AGENZIA DELLE ENTRATE, in persona del Direttore pro tempore,

elettivamente domiciliata in ROMA, VIA DEI PORTOGHESI 12, presso

l’AVVOCATURA GENERALE DELLO STATO, che la rappresenta e difende;

– controricorrente –

e contro

AGENZIA DELLE ENTRATE DIREZIONE PROVINCIALE II DI ROMA;

– intimata –

avverso la sentenza n. 4362/2015 della COMM.TRIB.REG. di ROMA,

depositata il 23/07/2015;

udita la relazione della causa svolta nella camera di consiglio del

30/09/2020 dal Consigliere Dott. MILENA BALSAMO.

 

Fatto

RITENUTO IN FATTO

1.La società Iolmar s.r.l., in persona del legale rappresentante, impugnava l’avviso di rettifica e liquidazione dell’imposta di registro che aveva elevato da Euro 730.000,00 ad Euro 970.000,00 il valore dei terreni edificabili, siti nel Comune di (OMISSIS), loc. (OMISSIS), oggetto di atto di trasferimento immobiliare del 26 gennaio 2009, lamentando la carenza motivazionale e l’incongruenza della rettifica. La CTP di Roma respingeva il ricorso con sentenza appellata dalla contribuente.

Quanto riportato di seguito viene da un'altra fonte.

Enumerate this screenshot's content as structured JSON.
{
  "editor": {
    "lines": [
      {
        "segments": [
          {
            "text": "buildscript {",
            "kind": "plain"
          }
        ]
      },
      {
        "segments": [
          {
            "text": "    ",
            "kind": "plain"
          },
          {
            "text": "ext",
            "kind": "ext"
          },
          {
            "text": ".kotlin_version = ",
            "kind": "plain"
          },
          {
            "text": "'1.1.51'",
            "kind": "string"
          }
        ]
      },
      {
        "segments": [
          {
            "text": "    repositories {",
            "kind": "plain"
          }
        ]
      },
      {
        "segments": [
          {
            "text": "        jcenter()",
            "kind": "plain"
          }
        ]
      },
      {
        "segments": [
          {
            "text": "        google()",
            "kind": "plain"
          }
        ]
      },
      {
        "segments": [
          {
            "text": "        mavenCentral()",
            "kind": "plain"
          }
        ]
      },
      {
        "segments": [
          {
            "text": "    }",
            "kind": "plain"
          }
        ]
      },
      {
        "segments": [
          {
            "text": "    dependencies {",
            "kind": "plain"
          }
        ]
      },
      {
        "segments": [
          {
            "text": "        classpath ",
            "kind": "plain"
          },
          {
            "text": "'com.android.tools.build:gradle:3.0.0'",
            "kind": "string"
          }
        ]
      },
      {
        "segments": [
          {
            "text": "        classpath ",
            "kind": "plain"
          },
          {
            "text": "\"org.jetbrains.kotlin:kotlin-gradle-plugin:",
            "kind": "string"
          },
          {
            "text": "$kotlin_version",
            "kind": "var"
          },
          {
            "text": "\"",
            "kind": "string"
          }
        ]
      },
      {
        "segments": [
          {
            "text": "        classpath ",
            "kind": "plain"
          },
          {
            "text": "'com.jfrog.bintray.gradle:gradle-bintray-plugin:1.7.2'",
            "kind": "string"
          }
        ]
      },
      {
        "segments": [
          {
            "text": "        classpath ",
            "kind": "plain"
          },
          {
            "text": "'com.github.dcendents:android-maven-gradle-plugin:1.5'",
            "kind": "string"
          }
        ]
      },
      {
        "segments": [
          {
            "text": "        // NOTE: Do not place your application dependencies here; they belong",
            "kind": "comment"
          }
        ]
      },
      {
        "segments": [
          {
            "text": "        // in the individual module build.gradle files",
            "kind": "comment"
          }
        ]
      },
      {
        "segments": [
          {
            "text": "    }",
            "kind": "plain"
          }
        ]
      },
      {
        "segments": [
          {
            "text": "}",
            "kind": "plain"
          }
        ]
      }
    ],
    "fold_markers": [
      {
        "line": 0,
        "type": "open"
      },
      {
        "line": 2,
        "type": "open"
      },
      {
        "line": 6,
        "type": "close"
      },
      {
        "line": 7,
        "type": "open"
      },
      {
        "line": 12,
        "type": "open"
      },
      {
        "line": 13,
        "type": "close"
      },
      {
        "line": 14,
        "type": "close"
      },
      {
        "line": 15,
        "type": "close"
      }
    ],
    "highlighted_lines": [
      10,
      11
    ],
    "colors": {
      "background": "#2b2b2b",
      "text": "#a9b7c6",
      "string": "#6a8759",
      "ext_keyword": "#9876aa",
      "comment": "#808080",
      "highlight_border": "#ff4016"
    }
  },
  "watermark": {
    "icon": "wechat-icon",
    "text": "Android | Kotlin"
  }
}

La CTR del Lazio, nel respingere il gravame, affermava che l’atto di rettifica conteneva le ragioni che ne costituivano il fondamento, facendo riferimento alle caratteristiche dei beni oggetto della compravendita e agli immobili in comparazione, oggetto di atti negoziali sottoposti a registrazione e citati in modo specifico nell’avviso opposto. Aggiungeva che gli altri motivi di appello, l’uno relativo alla difformità dei valori accertati rispetto alla valutazione Ici adottate dal Comune di Anzio e l’altro concernente l’errore materiale nel calcolo del valore accertato nella seconda verifica erano stati proposti per la prima volta con l’atto di impugnazione ed erano dunque inammissibili.

Avverso la sentenza n. 4362/28/15 la società contribuente propone ricorso per cassazione affidato a due motivi.

L’ente finanziario resiste con controricorso.

Diritto

CONSIDERATO IN DIRITTO

2.La ricorrente censura, ex art. 360 c.p.c., comma 1, n. 4, la suindicata sentenza per violazione dell’art. 112 c.p.c., eccependone la nullità per omessa pronuncia “circa la nullità dell’atto impugnato per mancata notificazione degli atti richiamati”.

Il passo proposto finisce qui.